Jul 26, 2018 - National Geographic Quest
This morning, we awoke to another warm sunny day in Southeast Alaska. In the meadow at the end of Sitkoh Bay, brown bears lumbered through the thick sedges. The glassy water reflected the blue sky. A steep, rough-rocked beach served as our staging area for the morning – a place where we could meet for our morning activities. An old logging road provided the perfect path for our walking explorations. Tall red alders lined the sides of the road forming a lime green leaf canopy. Salmon berry and thimble berry bushes filled the understory. In some places, the cow parsnip and other vegetation around the salmon berry bushes was trampled - the berries were gone, foraged on by bears. Further evidence of bears in the area was scattered along the road, in the form of large piles of bear scat. Inspection of the bear scat indicated, in addition to eating berries, the bears had been eating sedges. Unlike banana slugs we have seen on other walks during our trip, many of the banana slugs on this walk were white and incredibly numerous. Although the road was a relatively flat, consistent surface, care had to be taken to avoid stepping on banana slugs or in bear scat.

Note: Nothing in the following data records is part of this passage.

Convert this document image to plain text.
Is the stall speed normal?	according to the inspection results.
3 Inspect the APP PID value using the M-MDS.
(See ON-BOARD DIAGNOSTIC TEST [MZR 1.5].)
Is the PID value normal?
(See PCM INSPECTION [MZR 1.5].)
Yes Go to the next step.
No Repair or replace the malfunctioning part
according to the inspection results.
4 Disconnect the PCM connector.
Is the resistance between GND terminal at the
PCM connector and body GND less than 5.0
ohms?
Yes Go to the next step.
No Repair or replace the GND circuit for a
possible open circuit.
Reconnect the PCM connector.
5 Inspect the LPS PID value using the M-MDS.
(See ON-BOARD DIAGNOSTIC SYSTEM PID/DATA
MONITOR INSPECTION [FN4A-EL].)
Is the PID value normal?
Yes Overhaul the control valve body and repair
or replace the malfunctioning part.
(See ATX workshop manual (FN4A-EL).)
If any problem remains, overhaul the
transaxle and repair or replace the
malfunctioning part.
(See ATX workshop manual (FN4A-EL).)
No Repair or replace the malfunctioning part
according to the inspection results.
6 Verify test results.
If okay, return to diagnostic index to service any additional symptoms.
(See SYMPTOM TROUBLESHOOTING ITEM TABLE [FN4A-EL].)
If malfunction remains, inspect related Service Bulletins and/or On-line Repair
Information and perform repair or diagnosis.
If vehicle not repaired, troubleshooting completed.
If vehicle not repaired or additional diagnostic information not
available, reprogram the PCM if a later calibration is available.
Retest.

While some explored the land, others explored the water. Kayaks and stand-up paddleboards provided great platforms for getting out on the water. In the afternoon, some courageous individuals took the plunge - jumping, diving, or flipping - into the chilly waters. Others watched from the decks of National Geographic Quest where they stayed dry and warm.
Our afternoon and evening were filled with marine mammals. A presentation by naturalist Steve Zeff started us off. Then, one fluke, two flukes…seven flukes were raised and gracefully disappeared – seven humpback whales within feet of one another. All of the sudden, after a couple of minutes underwater, all seven humpback whales surfaced, mouths open, filled with herring and sea water. The bubble-net feeding humpback whales continued their pattern of diving and surfacing, working their way north in Chatham Strait, along the shore of Admiralty Island. As the shoreline changed, the consistency of bubble-net feeding diminished and we resumed our exploration of Chatham Strait. Later in the day, a couple of Dall’s porpoises, incredibly fast swimming, small marine mammals, approached the ship to ride the bow and wake waves. To round out our day, naturalist Adam Maire told us about the fur trade in Alaska.
The moon was rising over the mountains, beyond the calm water of Chatham Strait, as we said goodnight to another day of exploration in Southeast Alaska.